State health officials are poised to begin a long-awaited study of the effects of mercury pollution in South Carolina, and whether some groups of people are suffering mercury- related illnesses.

But the study will begin as a more modest effort than the more statewide effort envisioned last year.

That study was called off because of the state budget crisis, and the study that’s getting under way now will start off small because of the same financial limitations, according to Adam Myrick, a spokesman for the Department of Health and Environmental Control.

“Due to budget cuts, we won’t be able to do a full epidemiological study as previously discussed. With a loss of somewhere around $40 million in state funding, that type of study simply isn’t feasible at this time,” Myrick said.

This study will begin with a focus on people in the Pee Dee region, where mercury contamination is particularly high.
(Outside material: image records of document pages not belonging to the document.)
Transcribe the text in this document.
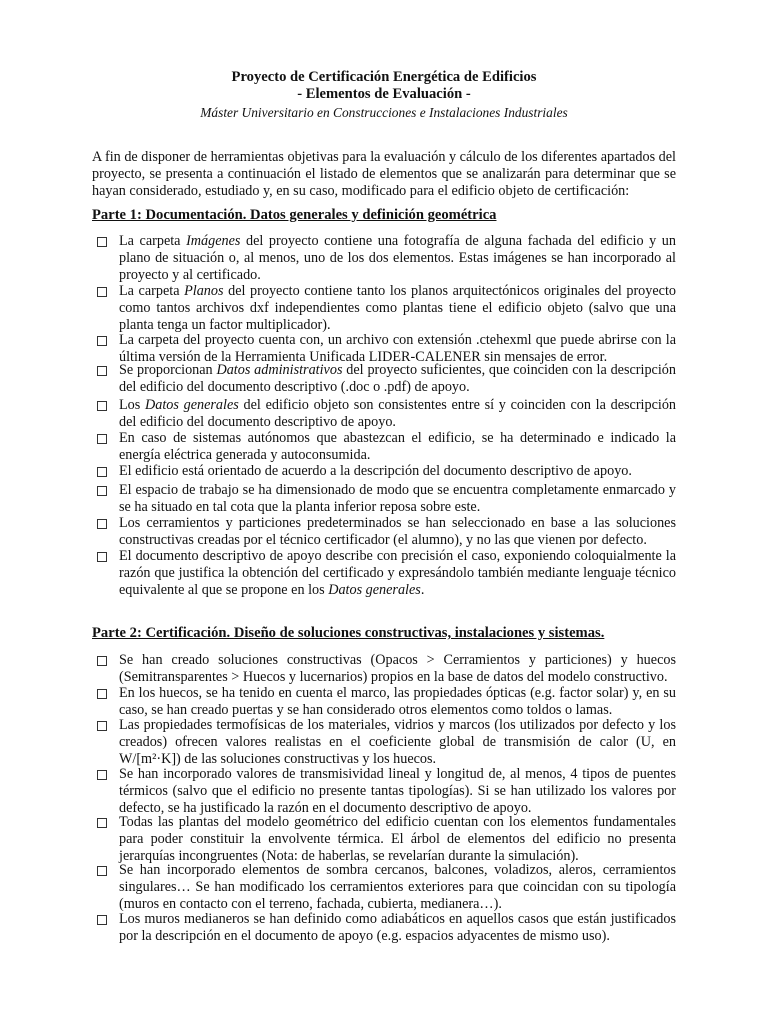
Proyecto de Certificación Energética de Edificios
- Elementos de Evaluación -
Máster Universitario en Construcciones e Instalaciones Industriales
A fin de disponer de herramientas objetivas para la evaluación y cálculo de los diferentes apartados del proyecto, se presenta a continuación el listado de elementos que se analizarán para determinar que se hayan considerado, estudiado y, en su caso, modificado para el edificio objeto de certificación:
Parte 1: Documentación. Datos generales y definición geométrica
La carpeta Imágenes del proyecto contiene una fotografía de alguna fachada del edificio y un plano de situación o, al menos, uno de los dos elementos. Estas imágenes se han incorporado al proyecto y al certificado.
La carpeta Planos del proyecto contiene tanto los planos arquitectónicos originales del proyecto como tantos archivos dxf independientes como plantas tiene el edificio objeto (salvo que una planta tenga un factor multiplicador).
La carpeta del proyecto cuenta con, un archivo con extensión .ctehexml que puede abrirse con la última versión de la Herramienta Unificada LIDER-CALENER sin mensajes de error.
Se proporcionan Datos administrativos del proyecto suficientes, que coinciden con la descripción del edificio del documento descriptivo (.doc o .pdf) de apoyo.
Los Datos generales del edificio objeto son consistentes entre sí y coinciden con la descripción del edificio del documento descriptivo de apoyo.
En caso de sistemas autónomos que abastezcan el edificio, se ha determinado e indicado la energía eléctrica generada y autoconsumida.
El edificio está orientado de acuerdo a la descripción del documento descriptivo de apoyo.
El espacio de trabajo se ha dimensionado de modo que se encuentra completamente enmarcado y se ha situado en tal cota que la planta inferior reposa sobre este.
Los cerramientos y particiones predeterminados se han seleccionado en base a las soluciones constructivas creadas por el técnico certificador (el alumno), y no las que vienen por defecto.
El documento descriptivo de apoyo describe con precisión el caso, exponiendo coloquialmente la razón que justifica la obtención del certificado y expresándolo también mediante lenguaje técnico equivalente al que se propone en los Datos generales.
Parte 2: Certificación. Diseño de soluciones constructivas, instalaciones y sistemas.
Se han creado soluciones constructivas (Opacos > Cerramientos y particiones) y huecos (Semitransparentes > Huecos y lucernarios) propios en la base de datos del modelo constructivo.
En los huecos, se ha tenido en cuenta el marco, las propiedades ópticas (e.g. factor solar) y, en su caso, se han creado puertas y se han considerado otros elementos como toldos o lamas.
Las propiedades termofísicas de los materiales, vidrios y marcos (los utilizados por defecto y los creados) ofrecen valores realistas en el coeficiente global de transmisión de calor (U, en W/[m²·K]) de las soluciones constructivas y los huecos.
Se han incorporado valores de transmisividad lineal y longitud de, al menos, 4 tipos de puentes térmicos (salvo que el edificio no presente tantas tipologías). Si se han utilizado los valores por defecto, se ha justificado la razón en el documento descriptivo de apoyo.
Todas las plantas del modelo geométrico del edificio cuentan con los elementos fundamentales para poder constituir la envolvente térmica. El árbol de elementos del edificio no presenta jerarquías incongruentes (Nota: de haberlas, se revelarían durante la simulación).
Se han incorporado elementos de sombra cercanos, balcones, voladizos, aleros, cerramientos singulares… Se han modificado los cerramientos exteriores para que coincidan con su tipología (muros en contacto con el terreno, fachada, cubierta, medianera…).
Los muros medianeros se han definido como adiabáticos en aquellos casos que están justificados por la descripción en el documento de apoyo (e.g. espacios adyacentes de mismo uso).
Asked when the study would begin, Myrick said, ‘We’re in the process of getting it off the ground now.’

Calls for the mercury study began in late 2007 after The Post and Courier’s series, “The Mercury Connection,” revealed that many people who eat fish caught in the state’s mercury-contaminated rivers have unusually high levels of the poisonous heavy metal in their systems.

The series also revealed mercury “hot spots” where fish caught in rivers had the highest levels of mercury. One area near the confluence of the Great and Little Pee Dee rivers was named the mercury triangle because fish caught there contained some of the highest mercury levels in the state.